Publicado em 20 Março 2020 por RUA FM

Na sequência da resolução do Conselho de Ministros, que regulamenta o Decreto-lei Presidencial, a APSEI – Associação Portuguesa de Segurança apela ao cumprimento do Estado de Emergência e vem esclarecer que na área da segurança e da manutenção, e outras atividades relacionadas, não haverá impedimentos desde que a empresa em causa cumpra  com todas as regras e cuidados sanitários – se tal não se verificar, comete um crime grave.

Estão permitidas as deslocações para o desempenho de atividades profissionais, consideradas essenciais, que não possam ser realizadas a partir do domicílio pessoal em regime de teletrabalho, nas quais devem ser respeitadas as recomendações e ordens determinadas pelas autoridades de saúde. É essencial que os trabalhadores mantenham consigo o comprovativo da relação laboral, emitida pela entidade patronal, e evidenciar a justificação da deslocação em trabalho.

Salienta-se que o fundamento para as deslocações deve ser definido e devidamente fundamentado, adaptado à realidade de cada empresa ou profissional, com base no apoio técnico/jurídico adequado.

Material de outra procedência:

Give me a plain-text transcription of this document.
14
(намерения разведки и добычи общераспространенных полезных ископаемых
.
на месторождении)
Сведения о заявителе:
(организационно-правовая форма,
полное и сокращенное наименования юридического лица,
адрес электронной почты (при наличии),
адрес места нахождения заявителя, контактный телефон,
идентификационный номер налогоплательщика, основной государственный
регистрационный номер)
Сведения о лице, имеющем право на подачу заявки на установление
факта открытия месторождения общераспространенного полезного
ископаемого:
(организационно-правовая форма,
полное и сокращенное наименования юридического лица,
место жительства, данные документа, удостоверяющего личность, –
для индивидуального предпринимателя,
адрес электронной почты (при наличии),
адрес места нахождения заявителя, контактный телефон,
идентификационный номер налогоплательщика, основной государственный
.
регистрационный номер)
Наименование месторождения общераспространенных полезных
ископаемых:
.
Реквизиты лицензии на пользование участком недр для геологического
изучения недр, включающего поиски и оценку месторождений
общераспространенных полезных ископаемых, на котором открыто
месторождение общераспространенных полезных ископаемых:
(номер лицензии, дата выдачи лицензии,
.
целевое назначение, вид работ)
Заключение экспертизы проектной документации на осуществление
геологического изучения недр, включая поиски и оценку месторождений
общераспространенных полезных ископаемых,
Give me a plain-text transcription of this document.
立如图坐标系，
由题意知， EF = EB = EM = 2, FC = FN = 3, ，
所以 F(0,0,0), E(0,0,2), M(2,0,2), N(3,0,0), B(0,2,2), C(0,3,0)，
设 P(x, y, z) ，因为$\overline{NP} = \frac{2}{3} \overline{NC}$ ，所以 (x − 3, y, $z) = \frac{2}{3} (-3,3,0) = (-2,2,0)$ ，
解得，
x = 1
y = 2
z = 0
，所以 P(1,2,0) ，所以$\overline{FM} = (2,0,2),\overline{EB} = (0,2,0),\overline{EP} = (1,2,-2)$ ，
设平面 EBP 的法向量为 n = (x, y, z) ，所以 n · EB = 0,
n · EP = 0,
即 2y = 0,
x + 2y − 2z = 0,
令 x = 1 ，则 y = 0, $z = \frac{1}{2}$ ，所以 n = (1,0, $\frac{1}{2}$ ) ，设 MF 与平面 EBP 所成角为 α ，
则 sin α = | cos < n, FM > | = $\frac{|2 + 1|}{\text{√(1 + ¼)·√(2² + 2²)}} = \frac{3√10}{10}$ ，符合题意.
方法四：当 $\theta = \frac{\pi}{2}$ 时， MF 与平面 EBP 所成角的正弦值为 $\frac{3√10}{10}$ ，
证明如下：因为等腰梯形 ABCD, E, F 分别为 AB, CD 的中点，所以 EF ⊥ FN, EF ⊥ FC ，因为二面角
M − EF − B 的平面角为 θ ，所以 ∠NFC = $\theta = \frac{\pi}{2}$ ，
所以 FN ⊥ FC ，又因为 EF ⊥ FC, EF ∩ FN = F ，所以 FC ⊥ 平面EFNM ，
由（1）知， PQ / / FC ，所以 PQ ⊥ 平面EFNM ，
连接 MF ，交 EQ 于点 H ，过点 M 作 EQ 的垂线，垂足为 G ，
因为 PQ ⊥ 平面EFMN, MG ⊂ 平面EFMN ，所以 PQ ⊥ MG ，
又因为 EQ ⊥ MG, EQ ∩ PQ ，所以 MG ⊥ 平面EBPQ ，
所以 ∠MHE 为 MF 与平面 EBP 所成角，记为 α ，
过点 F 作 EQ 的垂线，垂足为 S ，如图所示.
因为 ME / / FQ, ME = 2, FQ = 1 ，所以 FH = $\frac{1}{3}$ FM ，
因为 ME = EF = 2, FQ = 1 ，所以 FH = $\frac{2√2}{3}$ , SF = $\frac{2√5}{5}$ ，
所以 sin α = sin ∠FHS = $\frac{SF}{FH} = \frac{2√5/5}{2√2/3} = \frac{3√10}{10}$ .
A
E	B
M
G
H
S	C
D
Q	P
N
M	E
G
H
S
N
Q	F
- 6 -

As limitações apresentadas neste Estado de Emergência não se aplicam às atividades de comércio por grosso, à prestação de serviços entre operadores económicos e à prestação de serviços na área da hotelaria, salvo no que concerne aos serviços de restauração, nem aos estabelecimentos que pretendam manter a respetiva atividade exclusivamente para efeitos de entrega ao domicílio. Existe, sim, a obrigatoriedade de que os respetivos operadores devem cumprir as regras de higiene e as demais recomendações das autoridades de saúde.

O Governo garante a obrigatoriedade de manutenção/verificação de segurança, por exemplo, das instalações e dos estabelecimentos essenciais ao normal funcionamento das pessoas – assim, se a sua empresa se encontra a laborar e necessita de serviços exclusivamente prestados por empresas/profissionais habilitados do setor (por setor, entenda-se a segurança contra incêndio, segurança eletrónica, segurança no transporte de mercadorias perigosas e segurança e saúde no trabalho), poderá recebê-los justificando devidamente esta necessidade com um pedido de serviço.

O Estado de emergência não diminui a importância das empresas e profissionais associados da APSEI, que continuam as suas atividades, de forma a garantir os trabalhos ou prestações de serviço essenciais ao normal funcionamento e segurança da população e das empresas.

Nesta fase particularmente exigente que o país se encontra a passar, a APSEI tem desenvolvido vários documentos de apoio aos seus associados e mantém a sua atividade, recorrendo ao teletrabalho. Porque a Segurança não pode estar de quarentena, a APSEI reforça a necessidade de união e colaboração mútua de todos os portugueses, a quem pede responsabilidade e resiliência.